Any chance anybody could help me with this? I've tried, but I haven't done M1,2 since last year

Cheers

Start by drawing a diagram and considering the SUVAT equations. Then look at the hint if you're still stuck.

the bottom bit. that's what I've got X to be equal to

I'm not quite sure what you've done or solved for. What are the equations that you started from?

I started with Xa and Ya, being the vertical and horizontal displacements of the attacker's cannonball. And Xd and Yd being the vertical and horizontal of the defender's cannonball.
r(n) is square root of n btw:

Xa=25t*r(3), Ya=25t-(gt^2)/2
Xd=100-25t, Yd=25t*r(3)-(gt^2)/2

I then rearranged each X for t, then substituted these into my Ys. This produced (with a bit of rearranging):

Ya= (1875x-2r(3)gx^2)/1875r(3)

Yd= [-2gx^2 + (400g-625r(3))x + (62500r(3) - 20000g)]/625

When they collide, Ya=Yd, therefore:

(1875x-2r(3)gx^2)/1875r(3) = [-2gx^2 + (400g-625r(3))x + (62500r(3) - 20000g)]/625

which I then multiplied out, and rearranged to get a quadratic:

4r(3)gx^2 + (7500-1200r(3)g)x + (60000r(3)g - 5625)=0

to then get me that discriminant

A few things.

1) Your equations for the defender's cannonball are not correct. The times at which each cannonball is launched are not the same. Remember, there is a delay after which the defender's cannonball is launched.
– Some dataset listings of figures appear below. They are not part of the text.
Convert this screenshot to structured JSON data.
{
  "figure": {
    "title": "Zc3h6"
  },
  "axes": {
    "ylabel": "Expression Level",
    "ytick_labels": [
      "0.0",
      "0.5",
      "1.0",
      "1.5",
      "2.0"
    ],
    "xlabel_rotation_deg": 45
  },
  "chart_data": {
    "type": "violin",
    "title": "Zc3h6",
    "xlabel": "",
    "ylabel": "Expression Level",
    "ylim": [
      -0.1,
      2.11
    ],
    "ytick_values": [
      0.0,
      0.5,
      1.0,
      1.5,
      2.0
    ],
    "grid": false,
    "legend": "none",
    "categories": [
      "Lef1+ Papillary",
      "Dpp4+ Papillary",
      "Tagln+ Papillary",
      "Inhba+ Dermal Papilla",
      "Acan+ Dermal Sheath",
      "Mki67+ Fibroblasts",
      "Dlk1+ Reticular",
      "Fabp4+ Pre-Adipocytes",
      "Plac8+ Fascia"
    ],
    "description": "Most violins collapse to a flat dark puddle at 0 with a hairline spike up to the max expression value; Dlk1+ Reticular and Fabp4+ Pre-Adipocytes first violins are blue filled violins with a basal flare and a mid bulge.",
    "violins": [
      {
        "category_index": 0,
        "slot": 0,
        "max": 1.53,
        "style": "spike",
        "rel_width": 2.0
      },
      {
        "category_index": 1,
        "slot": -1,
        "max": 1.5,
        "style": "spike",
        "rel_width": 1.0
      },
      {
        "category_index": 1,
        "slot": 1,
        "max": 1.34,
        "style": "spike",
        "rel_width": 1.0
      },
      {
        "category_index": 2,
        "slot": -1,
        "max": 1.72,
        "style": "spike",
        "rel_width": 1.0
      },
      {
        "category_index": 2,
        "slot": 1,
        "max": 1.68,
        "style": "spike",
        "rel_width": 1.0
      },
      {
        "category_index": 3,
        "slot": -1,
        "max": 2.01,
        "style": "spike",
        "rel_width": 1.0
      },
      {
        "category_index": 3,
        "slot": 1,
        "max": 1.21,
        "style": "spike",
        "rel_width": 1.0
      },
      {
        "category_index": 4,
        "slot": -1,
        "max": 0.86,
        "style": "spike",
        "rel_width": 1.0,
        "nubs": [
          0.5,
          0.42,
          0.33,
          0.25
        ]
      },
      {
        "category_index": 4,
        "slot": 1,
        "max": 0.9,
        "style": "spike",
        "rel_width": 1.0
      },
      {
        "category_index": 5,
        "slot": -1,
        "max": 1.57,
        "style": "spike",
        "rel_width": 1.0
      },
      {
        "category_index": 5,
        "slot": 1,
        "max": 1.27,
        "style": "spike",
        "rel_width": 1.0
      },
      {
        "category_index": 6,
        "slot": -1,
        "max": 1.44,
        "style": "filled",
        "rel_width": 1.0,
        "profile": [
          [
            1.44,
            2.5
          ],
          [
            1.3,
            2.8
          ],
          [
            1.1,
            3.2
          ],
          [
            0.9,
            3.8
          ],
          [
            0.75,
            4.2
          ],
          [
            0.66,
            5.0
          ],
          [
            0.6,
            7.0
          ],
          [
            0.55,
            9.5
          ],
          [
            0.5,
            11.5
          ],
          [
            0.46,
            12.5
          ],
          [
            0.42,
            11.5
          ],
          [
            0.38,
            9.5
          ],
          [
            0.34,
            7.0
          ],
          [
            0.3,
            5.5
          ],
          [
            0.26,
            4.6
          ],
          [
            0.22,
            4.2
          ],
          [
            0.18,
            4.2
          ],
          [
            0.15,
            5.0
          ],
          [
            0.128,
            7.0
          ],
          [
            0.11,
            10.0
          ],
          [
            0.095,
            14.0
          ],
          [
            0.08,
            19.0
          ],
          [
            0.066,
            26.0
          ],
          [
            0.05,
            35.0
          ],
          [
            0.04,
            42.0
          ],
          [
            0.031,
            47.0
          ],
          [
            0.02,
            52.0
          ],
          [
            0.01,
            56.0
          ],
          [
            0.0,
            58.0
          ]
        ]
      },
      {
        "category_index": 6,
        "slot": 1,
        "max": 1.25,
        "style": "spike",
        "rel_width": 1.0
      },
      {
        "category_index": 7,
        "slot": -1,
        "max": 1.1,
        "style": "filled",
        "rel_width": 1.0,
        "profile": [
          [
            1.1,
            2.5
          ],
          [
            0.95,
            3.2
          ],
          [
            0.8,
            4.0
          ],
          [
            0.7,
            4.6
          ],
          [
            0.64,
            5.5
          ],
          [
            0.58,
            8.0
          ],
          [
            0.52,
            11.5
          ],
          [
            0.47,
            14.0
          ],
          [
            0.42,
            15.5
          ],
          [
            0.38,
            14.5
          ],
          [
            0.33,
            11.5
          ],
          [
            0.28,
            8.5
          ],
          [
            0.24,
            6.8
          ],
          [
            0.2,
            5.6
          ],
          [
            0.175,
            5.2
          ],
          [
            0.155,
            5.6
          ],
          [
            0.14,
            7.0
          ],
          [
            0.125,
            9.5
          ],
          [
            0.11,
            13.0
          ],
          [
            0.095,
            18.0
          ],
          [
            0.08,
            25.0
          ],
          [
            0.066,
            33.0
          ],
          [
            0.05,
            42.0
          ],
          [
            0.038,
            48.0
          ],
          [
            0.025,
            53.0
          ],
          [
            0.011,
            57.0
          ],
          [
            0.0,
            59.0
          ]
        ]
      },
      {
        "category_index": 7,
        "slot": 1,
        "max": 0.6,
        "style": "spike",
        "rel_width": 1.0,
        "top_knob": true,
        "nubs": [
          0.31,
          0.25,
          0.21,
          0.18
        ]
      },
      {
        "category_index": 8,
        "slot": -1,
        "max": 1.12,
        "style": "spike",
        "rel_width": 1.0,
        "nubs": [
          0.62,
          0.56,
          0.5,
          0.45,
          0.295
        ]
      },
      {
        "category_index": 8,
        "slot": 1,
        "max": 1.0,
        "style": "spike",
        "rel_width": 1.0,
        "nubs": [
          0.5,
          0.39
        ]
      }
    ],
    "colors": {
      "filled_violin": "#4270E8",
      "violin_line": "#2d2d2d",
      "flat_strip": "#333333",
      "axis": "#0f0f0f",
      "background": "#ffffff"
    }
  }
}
2) You are trying to find an expression that this delay time, T, satisfies; you are not trying to solve for x.

hmm, okay. So would my Xd = -25(t-T),

and my Yd = 25r(3)(t-T)-(g(t-T)^2)/2 ?

This then gets me to a simultaneous equation involving T and t? which i can then (hopefully) use to find the formula required?

Almost: Xd = 100 - 25(t-T), since we're defining horizontal displacement from the attacker. But yeah, you've got the right idea.